The slightly more clever method (which is probably what you're supposed to use) would be to first see if any of the ciphertext letter pairs can already be decoded without knowing the missing key letters (or any of the letters on the last row of the key matrix, since they obviously depend on the missing letters too). You can do this by hand (again, presumably the intended method, since that's the way you'll actually learn how a Playfair cipher works), or you can cheat and use any standard Playfair decoder tool and just try a couple of different variations of the key and see which letters of the plaintext change.
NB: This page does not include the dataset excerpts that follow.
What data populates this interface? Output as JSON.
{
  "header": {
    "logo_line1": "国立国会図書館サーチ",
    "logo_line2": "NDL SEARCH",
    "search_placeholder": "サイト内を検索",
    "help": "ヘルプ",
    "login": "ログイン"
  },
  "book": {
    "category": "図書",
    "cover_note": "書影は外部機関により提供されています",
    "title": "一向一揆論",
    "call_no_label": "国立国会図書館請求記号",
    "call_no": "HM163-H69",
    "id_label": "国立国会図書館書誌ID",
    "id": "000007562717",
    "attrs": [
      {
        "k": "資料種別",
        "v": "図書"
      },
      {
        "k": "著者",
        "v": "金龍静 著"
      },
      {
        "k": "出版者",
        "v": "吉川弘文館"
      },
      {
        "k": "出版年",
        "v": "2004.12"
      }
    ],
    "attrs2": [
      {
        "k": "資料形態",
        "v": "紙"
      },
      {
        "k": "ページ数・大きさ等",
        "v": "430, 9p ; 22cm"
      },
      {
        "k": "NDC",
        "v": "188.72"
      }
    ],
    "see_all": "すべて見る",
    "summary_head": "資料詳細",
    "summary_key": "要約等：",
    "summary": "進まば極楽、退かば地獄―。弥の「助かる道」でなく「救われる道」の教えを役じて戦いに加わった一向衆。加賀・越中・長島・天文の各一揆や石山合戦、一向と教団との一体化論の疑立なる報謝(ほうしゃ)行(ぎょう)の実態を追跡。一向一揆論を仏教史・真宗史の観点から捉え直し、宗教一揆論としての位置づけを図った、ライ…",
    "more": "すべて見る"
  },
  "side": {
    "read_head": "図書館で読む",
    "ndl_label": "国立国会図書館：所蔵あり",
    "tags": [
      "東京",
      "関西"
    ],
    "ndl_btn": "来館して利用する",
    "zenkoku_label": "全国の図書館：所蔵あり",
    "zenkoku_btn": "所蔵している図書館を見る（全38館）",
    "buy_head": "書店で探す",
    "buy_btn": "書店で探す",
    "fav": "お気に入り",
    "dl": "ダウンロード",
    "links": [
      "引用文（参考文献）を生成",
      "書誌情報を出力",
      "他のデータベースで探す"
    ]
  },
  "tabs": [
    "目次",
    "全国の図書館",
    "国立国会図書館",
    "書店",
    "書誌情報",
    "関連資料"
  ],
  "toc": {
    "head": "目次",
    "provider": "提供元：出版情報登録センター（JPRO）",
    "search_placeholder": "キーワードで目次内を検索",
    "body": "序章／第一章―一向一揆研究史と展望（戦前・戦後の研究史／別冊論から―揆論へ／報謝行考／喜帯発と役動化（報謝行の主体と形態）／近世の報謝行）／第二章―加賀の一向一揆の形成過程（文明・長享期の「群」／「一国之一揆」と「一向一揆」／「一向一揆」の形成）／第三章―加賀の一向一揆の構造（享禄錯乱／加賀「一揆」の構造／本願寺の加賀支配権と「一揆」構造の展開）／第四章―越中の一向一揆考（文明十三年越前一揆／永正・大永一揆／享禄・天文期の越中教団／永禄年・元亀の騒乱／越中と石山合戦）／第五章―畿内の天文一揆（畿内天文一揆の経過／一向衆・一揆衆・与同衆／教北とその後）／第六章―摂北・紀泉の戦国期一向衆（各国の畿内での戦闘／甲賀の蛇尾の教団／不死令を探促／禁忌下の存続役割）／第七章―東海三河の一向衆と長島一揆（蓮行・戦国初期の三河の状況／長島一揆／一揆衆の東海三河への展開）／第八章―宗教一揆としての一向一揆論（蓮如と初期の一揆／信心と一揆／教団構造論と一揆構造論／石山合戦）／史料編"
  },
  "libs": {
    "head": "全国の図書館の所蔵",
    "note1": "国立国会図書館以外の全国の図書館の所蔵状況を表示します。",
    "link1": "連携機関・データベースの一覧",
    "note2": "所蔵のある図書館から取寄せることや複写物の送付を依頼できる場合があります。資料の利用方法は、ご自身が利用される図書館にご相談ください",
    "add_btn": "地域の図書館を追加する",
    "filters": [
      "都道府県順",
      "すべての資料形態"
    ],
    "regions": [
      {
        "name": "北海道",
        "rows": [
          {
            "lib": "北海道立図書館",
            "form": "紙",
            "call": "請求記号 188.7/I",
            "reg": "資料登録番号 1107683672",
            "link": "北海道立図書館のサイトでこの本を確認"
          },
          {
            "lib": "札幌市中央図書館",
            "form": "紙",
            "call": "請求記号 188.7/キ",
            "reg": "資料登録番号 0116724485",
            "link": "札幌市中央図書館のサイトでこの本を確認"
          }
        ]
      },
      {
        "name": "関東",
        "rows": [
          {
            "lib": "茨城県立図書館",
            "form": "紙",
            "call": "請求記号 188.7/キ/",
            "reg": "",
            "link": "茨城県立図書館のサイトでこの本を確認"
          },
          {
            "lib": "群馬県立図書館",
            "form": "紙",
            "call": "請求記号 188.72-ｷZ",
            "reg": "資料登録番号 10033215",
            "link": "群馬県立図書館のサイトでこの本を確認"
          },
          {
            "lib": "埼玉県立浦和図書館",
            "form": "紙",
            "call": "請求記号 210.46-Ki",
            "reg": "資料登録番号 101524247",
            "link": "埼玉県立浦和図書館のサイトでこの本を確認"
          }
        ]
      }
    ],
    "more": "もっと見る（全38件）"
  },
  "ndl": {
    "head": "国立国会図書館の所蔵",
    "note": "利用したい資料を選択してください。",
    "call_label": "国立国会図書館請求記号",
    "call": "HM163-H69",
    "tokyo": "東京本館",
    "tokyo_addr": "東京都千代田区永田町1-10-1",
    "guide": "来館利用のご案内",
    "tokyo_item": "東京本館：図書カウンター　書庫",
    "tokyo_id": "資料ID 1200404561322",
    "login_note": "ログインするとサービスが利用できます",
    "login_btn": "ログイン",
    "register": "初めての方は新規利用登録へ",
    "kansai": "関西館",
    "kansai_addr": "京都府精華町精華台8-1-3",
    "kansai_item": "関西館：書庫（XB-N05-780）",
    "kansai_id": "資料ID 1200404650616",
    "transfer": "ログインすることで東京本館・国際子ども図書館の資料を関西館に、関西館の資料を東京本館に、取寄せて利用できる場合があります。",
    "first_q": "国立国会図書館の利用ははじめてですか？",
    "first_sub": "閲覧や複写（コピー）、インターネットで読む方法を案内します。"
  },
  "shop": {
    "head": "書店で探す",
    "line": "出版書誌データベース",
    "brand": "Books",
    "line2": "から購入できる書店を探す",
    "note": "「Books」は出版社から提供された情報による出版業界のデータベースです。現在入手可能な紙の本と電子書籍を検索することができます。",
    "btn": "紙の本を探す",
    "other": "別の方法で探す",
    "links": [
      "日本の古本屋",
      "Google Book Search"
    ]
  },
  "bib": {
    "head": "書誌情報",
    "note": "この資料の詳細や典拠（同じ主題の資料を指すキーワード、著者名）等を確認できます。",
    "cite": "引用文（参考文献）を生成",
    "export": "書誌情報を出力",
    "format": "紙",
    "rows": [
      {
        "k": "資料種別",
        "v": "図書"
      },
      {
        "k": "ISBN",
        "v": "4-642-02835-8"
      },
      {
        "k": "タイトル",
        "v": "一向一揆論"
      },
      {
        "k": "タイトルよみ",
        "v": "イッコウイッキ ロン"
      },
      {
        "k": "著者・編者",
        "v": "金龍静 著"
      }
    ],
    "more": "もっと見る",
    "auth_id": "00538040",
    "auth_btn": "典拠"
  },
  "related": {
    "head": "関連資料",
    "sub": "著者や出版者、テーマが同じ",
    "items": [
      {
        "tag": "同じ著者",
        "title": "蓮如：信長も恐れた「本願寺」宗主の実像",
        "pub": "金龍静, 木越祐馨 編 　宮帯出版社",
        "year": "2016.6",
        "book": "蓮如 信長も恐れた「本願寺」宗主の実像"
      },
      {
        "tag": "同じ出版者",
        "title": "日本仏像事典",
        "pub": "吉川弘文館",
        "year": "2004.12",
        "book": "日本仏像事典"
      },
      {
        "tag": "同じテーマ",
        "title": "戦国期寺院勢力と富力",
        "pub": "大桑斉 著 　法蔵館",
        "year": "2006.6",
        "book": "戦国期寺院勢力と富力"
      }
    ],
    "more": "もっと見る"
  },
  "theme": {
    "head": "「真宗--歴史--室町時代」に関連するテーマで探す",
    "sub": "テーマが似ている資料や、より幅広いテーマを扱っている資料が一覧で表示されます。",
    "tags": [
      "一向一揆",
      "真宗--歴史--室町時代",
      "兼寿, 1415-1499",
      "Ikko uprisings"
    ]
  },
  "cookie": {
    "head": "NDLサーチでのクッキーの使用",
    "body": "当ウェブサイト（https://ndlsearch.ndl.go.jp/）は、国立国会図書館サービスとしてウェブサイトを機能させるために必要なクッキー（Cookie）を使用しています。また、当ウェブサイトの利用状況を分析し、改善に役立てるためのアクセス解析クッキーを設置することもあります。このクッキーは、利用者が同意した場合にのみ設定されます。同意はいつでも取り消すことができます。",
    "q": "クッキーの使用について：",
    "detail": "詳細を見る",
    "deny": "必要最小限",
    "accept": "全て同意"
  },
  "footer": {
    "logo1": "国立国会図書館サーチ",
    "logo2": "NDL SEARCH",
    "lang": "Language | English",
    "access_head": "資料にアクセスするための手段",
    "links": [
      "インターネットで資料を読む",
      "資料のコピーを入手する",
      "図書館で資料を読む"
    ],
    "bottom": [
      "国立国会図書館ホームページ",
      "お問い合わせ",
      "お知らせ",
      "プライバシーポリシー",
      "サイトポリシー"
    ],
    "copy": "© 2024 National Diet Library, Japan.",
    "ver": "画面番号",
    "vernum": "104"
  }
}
For example, here are the results of trying to decode the message (using this online decoder) with a few different choices of missing letters, out of the eight letters not already present in the key (F, H, M, P, S, T, Y and Z):

Ciphertext:              LG OX MV YH IM IS YS SQ WM ZX
Decoded with ??? = FHM:  WE LC OF SK LW LT TP PH OW SU
Decoded with ??? = PST:  WE LC YN MF AI LR HK QB IZ HU
Decoded with ??? = TYZ:  WE LC PN EL AI WM BH FB IS LD


You could try a few more choices, but what should be apparent here is that decoding the first two letter pairs clearly isn't affected by the missing key letters, and thus, that the plaintext begins with the letters WELC. Now, there aren't a lot of English words that begin with those letters — in fact, I can only think of a single really likely one.
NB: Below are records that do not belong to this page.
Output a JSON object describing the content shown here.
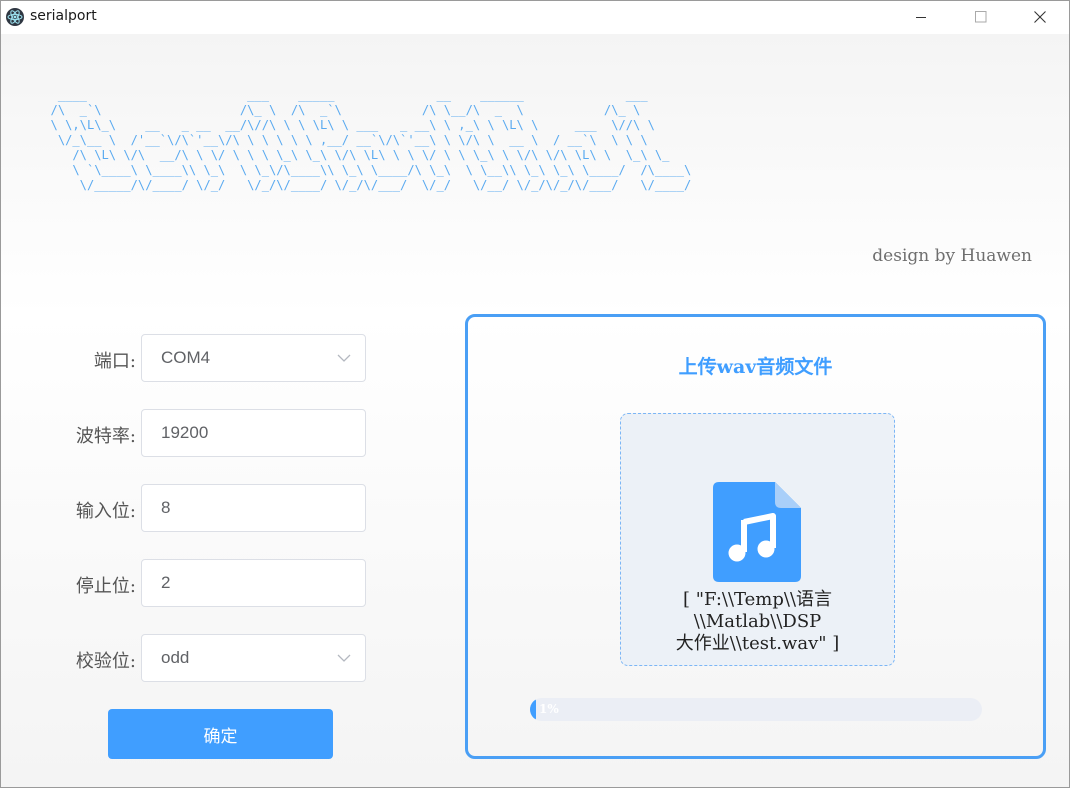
{
  "window": {
    "title": "serialport"
  },
  "banner": {
    "art": "   ____                      ___    _____              __    ______              ___\n  /\\  _`\\                   /\\_ \\  /\\  _`\\           /\\ \\__/\\  _  \\           /\\_ \\\n  \\ \\,\\L\\_\\    __   _ __  __/\\//\\ \\ \\ \\L\\ \\ ___   _ __\\ \\ ,_\\ \\ \\L\\ \\     ___  \\//\\ \\\n   \\/_\\__ \\  /'__`\\/\\`'__\\/\\ \\ \\ \\ \\ \\ ,__/ __`\\/\\`'__\\ \\ \\/\\ \\  __ \\  / __`\\  \\ \\ \\\n     /\\ \\L\\ \\/\\  __/\\ \\ \\/ \\ \\ \\ \\_\\ \\_\\ \\/\\ \\L\\ \\ \\ \\/ \\ \\ \\_\\ \\ \\/\\ \\/\\ \\L\\ \\  \\_\\ \\_\n     \\ `\\____\\ \\____\\\\ \\_\\  \\ \\_\\/\\____\\\\ \\_\\ \\____/\\ \\_\\  \\ \\__\\\\ \\_\\ \\_\\ \\____/  /\\____\\\n      \\/_____/\\/____/ \\/_/   \\/_/\\/____/ \\/_/\\/___/  \\/_/   \\/__/ \\/_/\\/_/\\/___/   \\/____/",
    "credit": "design by Huawen"
  },
  "form": {
    "port": {
      "label": "端口:",
      "value": "COM4"
    },
    "baud": {
      "label": "波特率:",
      "value": "19200"
    },
    "databits": {
      "label": "输入位:",
      "value": "8"
    },
    "stopbits": {
      "label": "停止位:",
      "value": "2"
    },
    "parity": {
      "label": "校验位:",
      "value": "odd"
    },
    "confirm_label": "确定"
  },
  "upload": {
    "title": "上传wav音频文件",
    "file_line1": "[ \"F:\\\\Temp\\\\语言\\\\Matlab\\\\DSP",
    "file_line2": "大作业\\\\test.wav\" ]",
    "progress_text": "1%",
    "progress_value": 0.01
  },
  "colors": {
    "accent": "#409eff",
    "banner": "#5aaaf0",
    "panel_border": "#4a9ff5"
  },
  "icons": {
    "app": "electron-icon",
    "file": "music-file-icon"
  }
}
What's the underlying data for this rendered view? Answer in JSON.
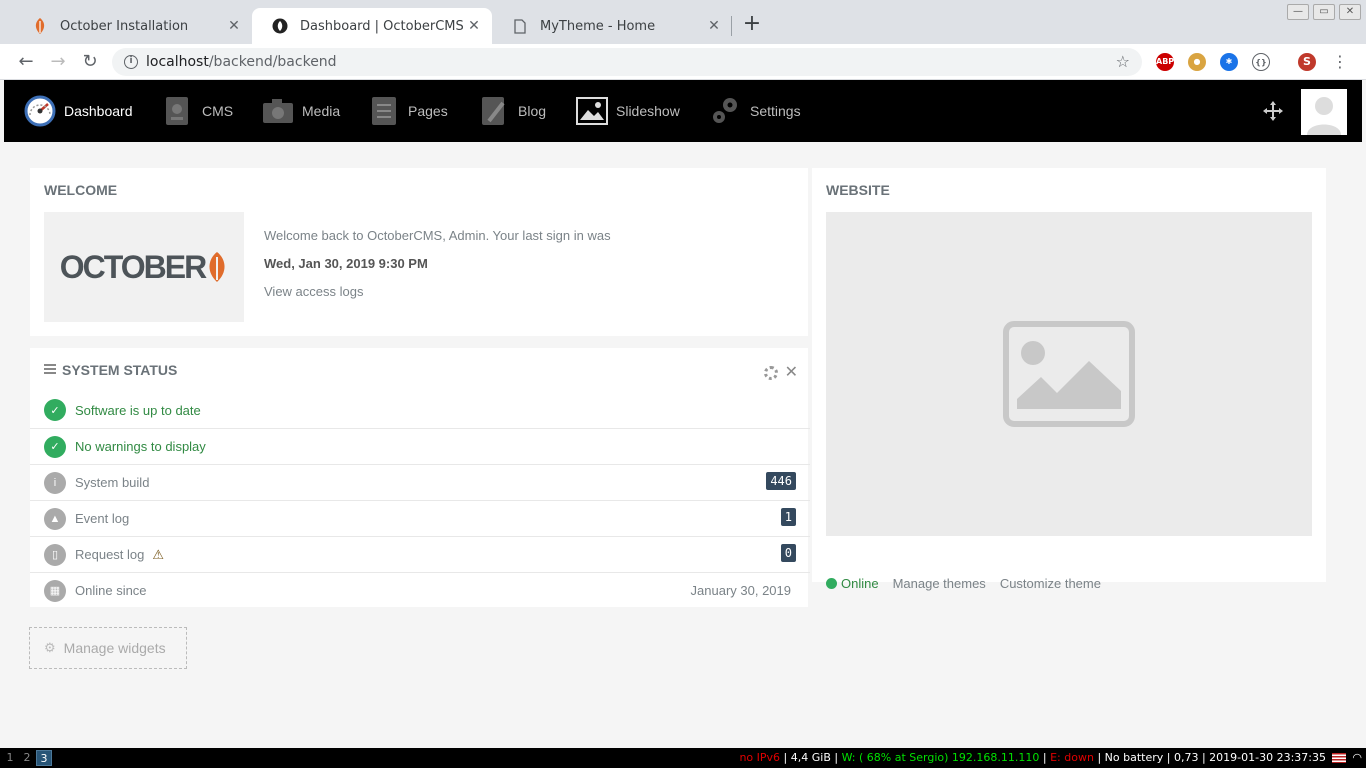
{
  "browser": {
    "tabs": [
      {
        "title": "October Installation"
      },
      {
        "title": "Dashboard | OctoberCMS"
      },
      {
        "title": "MyTheme - Home"
      }
    ],
    "url_host": "localhost",
    "url_path": "/backend/backend"
  },
  "appnav": {
    "items": [
      {
        "label": "Dashboard"
      },
      {
        "label": "CMS"
      },
      {
        "label": "Media"
      },
      {
        "label": "Pages"
      },
      {
        "label": "Blog"
      },
      {
        "label": "Slideshow"
      },
      {
        "label": "Settings"
      }
    ]
  },
  "welcome": {
    "title": "WELCOME",
    "logo_text": "OCTOBER",
    "message": "Welcome back to OctoberCMS, Admin. Your last sign in was",
    "last_signin": "Wed, Jan 30, 2019 9:30 PM",
    "access_logs_link": "View access logs"
  },
  "system_status": {
    "title": "SYSTEM STATUS",
    "rows": [
      {
        "label": "Software is up to date"
      },
      {
        "label": "No warnings to display"
      },
      {
        "label": "System build",
        "value": "446"
      },
      {
        "label": "Event log",
        "value": "1"
      },
      {
        "label": "Request log",
        "value": "0"
      },
      {
        "label": "Online since",
        "value": "January 30, 2019"
      }
    ]
  },
  "manage_widgets": "Manage widgets",
  "website": {
    "title": "WEBSITE",
    "status": "Online",
    "manage_themes": "Manage themes",
    "customize_theme": "Customize theme"
  },
  "osbar": {
    "workspaces": [
      "1",
      "2",
      "3"
    ],
    "ipv6": "no IPv6",
    "memory": "4,4 GiB",
    "wifi": "W: ( 68% at Sergio) 192.168.11.110",
    "ethernet": "E: down",
    "battery": "No battery",
    "load": "0,73",
    "datetime": "2019-01-30 23:37:35"
  },
  "colors": {
    "accent_green": "#31ac5f",
    "nav_bg": "#000000",
    "badge_bg": "#34495e",
    "october_orange": "#e06c2c"
  }
}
Assuming that the plaintext begins with "Welcome", you can now rule out any choices of missing letters that would result in MV decrypting to anything other than OM. Even if that's not enough to solve the problem completely, you should at least be able to lock in some more plaintext letters, and so hopefully guess more words in the plaintext, and so get more known plaintext letter pairs, and so on.
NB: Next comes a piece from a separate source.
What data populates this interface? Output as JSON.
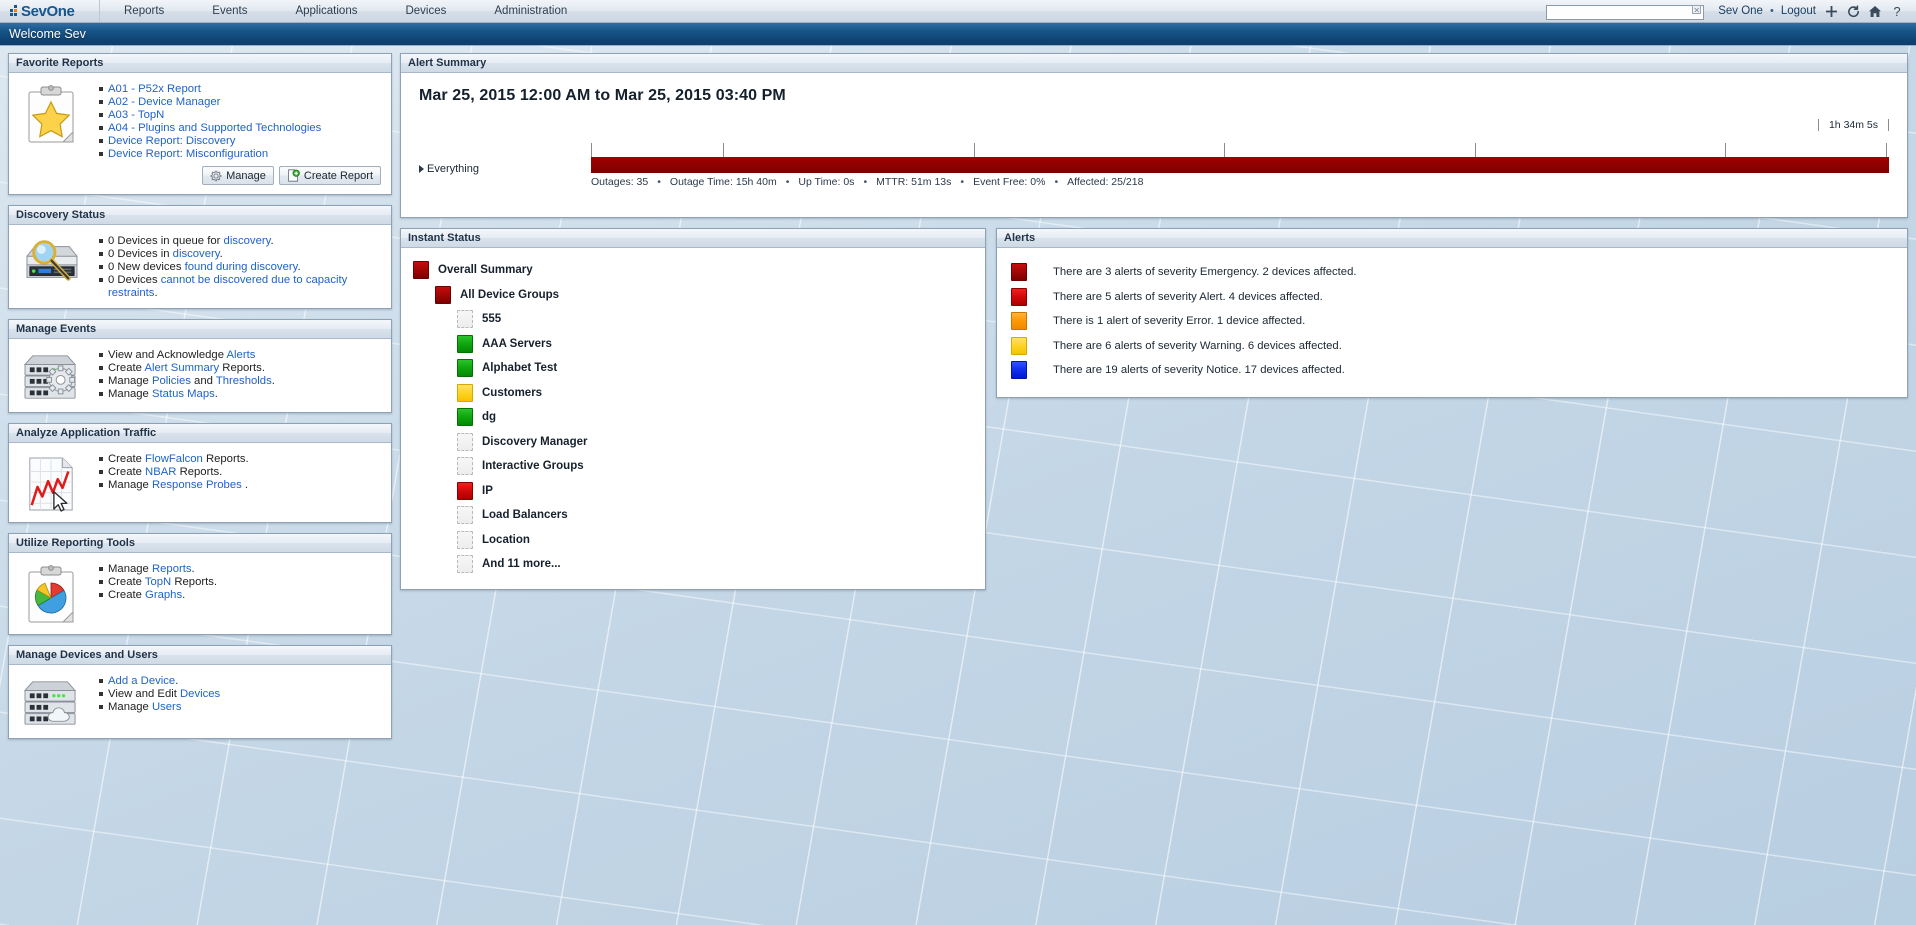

In fact, if you consider the way the Playfair cipher works, knowing that OM encrypts to MV would immediately tell you something useful: namely, that the letters V, M and O must all appear in the same row or in the same column, and that they must be adjacent and in that specific order. In this case, looking at the key matrix:

? E N V G
Q ? R K B
D X A C U
? L I O W
? ? ? ? ?


this tells you that, for this plaintext / ciphertext pair to be correct, M would have to appear in the fourth column of the last row, below O and above V. (Remember that the rows and the columns wrap around.)

Unfortunately, using the standard Playfair key matrix setup, where any letters left over from the key are simply appended in alphabetical order, there is no way to get M in that position simply by filling in the ? marks in the key! So either:

1. my guess that the first plaintext word should be "welcome" is wrong,
2. the ciphertext contains an error (always possible, although hopefully rare in well designed crypto puzzles),
3. the key is actually longer than what we're given, and we're supposed to arbitrarily assign the remaining five letters for the last row too, or
4. there's something else funny going on, and this isn't a standard Playfair cipher after all.

If we assume #3 above, and start shuffling the letters in the last row, it is in fact possible to get a plaintext that begins with "welcome to" and where the rest looks at least vaguely like English (although not obviously enough so for me to declare it as clearly the correct solution without knowing where the puzzle came from and what other clues might be available). So, alas, I have not been able to definitively confirm that these steps will yields a correct solution to your puzzle. But at least they do illustrate the general method by which such problems can be attacked.